Why are Indian women more inactive than men
A recent study by an Indian health and fitness app called HealthifyMe found that 53 per cent of Indian women are inactive compared to 44 per cent of men. There are so many reasons for this, including the fact that women face harassment when they work out in public places, they are considered selfish if they take time out for themselves every day, the false idea that working out and weights will make them ‘look like a man’, lack of inclusive workout-wear and of course, even men leering at them in gyms.
Time to smash the thin = fit stereotype
We’re taught and trained to automatically assume that every fat person is unfit and every thin person is healthy. It is ingrained in us that we can just tell everything about a person’s health by their appearance, without even knowing them as individuals. “Let’s say you’re at a wedding and you see two people; one is a thin person and the other one is heavier. Both are eating the same food at the same time. Most relatives’ first instinct would be to come over and tell the latter to not eat, simply because they’re not as ‘fit’ as the other person. This sends an underlying message that can be dangerous to one’s health that being thin is equal to being fit. Everyone deserves to eat food, regardless of their size,” explains Singhi.
Lack of diversity in gyms
Close your eyes and think of a gym. Do you picture people of sizes and shapes exercising there? Or do you see a room full of men doing different workouts while a handful of women are ushered towards treadmills and the occasional cross-trainer? “When you don’t see people of your size in the gym, you automatically feel like you don’t belong there,” explains Singhi. “Plus, trainers look down upon you because you are on the fatter side. I don’t understand why we’re going so wrong. As trainers, they claim that they want you to be fit but then don’t want to put in the effort to train you properly. Most of them will just push you to do cardio and ask you to keep running. This is why working out is important to me. There have been instances where women and younger girls have come to come and told me that seeing me workout comfortably makes them feel like they can do it too!”
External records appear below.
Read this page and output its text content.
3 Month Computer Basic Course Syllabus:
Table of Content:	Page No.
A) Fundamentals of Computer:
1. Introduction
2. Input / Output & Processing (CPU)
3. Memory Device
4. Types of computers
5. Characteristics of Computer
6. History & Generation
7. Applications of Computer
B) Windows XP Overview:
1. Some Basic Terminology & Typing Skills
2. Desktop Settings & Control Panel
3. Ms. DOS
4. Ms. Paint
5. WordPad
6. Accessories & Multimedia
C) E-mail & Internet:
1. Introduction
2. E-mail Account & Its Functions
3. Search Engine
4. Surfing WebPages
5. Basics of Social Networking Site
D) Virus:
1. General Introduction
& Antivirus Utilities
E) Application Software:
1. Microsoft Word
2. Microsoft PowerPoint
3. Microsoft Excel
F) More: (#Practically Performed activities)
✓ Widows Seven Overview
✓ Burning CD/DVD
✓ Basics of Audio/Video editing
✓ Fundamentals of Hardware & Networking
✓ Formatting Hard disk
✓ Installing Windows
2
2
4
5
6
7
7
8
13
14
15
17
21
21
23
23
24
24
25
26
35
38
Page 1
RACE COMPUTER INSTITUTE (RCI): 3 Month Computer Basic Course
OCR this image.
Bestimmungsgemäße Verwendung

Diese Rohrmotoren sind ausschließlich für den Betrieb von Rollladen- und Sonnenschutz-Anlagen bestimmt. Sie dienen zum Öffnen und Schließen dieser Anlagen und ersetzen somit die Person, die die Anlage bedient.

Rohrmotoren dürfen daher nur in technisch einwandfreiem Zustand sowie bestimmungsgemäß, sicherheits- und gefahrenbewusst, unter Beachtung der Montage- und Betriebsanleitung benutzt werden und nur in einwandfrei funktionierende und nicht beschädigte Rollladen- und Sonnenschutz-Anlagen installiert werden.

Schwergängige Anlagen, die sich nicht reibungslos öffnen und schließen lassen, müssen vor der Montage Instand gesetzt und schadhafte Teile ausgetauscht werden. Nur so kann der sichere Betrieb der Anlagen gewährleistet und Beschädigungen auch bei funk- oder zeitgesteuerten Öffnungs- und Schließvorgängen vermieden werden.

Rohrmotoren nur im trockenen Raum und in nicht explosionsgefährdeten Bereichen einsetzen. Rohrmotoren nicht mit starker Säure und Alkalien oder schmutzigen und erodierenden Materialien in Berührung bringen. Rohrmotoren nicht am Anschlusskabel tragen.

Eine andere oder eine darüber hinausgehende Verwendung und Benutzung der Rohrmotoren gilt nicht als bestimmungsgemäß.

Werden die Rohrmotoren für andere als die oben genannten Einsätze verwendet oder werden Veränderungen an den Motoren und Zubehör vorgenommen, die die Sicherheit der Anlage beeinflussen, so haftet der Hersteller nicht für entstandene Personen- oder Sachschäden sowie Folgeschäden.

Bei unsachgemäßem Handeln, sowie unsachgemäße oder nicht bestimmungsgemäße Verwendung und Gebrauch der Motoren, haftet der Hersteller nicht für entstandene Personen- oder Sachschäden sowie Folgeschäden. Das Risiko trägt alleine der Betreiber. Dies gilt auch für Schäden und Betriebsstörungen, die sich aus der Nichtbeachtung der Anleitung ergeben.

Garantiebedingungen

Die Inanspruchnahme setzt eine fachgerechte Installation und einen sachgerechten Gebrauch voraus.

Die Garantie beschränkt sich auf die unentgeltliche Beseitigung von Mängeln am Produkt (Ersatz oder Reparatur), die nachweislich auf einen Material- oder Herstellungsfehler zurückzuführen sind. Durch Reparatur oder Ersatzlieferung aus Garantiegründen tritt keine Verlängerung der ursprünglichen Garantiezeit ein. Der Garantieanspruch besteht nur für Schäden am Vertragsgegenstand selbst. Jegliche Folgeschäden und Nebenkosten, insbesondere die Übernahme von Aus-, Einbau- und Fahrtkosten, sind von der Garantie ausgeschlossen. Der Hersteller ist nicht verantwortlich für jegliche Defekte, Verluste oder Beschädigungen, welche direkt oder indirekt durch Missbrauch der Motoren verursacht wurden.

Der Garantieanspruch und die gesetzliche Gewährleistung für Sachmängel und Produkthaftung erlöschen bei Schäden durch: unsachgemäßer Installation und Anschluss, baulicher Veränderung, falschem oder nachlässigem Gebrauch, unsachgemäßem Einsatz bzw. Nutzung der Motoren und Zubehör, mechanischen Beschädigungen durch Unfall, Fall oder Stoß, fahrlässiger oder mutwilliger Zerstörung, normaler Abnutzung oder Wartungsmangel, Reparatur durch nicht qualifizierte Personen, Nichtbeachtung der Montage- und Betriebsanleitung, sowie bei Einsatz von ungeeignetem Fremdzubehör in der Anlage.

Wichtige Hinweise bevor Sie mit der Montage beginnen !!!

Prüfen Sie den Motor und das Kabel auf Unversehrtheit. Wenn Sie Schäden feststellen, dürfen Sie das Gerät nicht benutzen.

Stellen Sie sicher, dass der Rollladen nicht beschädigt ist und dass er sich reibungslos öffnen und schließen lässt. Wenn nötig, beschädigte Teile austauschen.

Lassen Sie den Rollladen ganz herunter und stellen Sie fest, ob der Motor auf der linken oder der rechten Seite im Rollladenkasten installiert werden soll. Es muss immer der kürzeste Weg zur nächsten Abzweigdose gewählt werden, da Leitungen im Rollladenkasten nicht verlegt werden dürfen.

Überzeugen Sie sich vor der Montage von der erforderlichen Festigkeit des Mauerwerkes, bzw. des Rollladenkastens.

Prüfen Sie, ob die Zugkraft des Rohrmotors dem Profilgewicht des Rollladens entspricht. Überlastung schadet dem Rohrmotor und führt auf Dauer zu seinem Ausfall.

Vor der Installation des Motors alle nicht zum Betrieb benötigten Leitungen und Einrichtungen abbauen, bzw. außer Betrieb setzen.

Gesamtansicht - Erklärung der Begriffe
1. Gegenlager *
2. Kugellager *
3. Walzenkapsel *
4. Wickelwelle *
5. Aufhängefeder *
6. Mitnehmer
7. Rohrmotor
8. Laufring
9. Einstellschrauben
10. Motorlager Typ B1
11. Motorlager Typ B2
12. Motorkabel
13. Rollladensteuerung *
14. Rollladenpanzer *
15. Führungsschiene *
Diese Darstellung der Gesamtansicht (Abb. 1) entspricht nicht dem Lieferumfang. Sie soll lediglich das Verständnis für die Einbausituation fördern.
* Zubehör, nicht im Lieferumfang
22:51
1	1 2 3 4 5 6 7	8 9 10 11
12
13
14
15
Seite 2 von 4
How the fitness industry can be more inclusive
• Inclusive, affordable workout wear
Women really want to say goodbye to tights with waistbands that keep slipping, super baggy t-shirts that don’t make them feel good and sports bras that well feel…unremovable. Brands need to step it up and they need to do it yesterday.
• Trainers should be allies and size-inclusive
Seeing someone who looks just like you killing it in the gym can often serve as motivation in pushing you to enjoy and challenge yourself too. There is no one size for fitness and seeing trainers who don’t fit the traditional archetype of ‘fit’ can make people who feel unwelcome in the gym, feel better. There should be some kind of check carried out to ensure that the coaches and trainers on the floor in gyms do not look down on their clients. They should think of themselves as allies and a part of the community. More empathy and less judgment is the way to go.
Three comments to not make and keep your anti-fat bias in check
“Are you working out because you don’t like the way you look?”
No. Someone can love themselves wholly and completely but still want to work out to feel good.
“Did you just start working out”-every time they see a heavier person working out
You don’t know a person’s backstory, so how about you refrain from commenting on it?
“You're so inspirational!”
Being overweight and working out isn’t something extraordinary or unusual. And do NOT follow this up with a reason why or what made them want to hit the gym!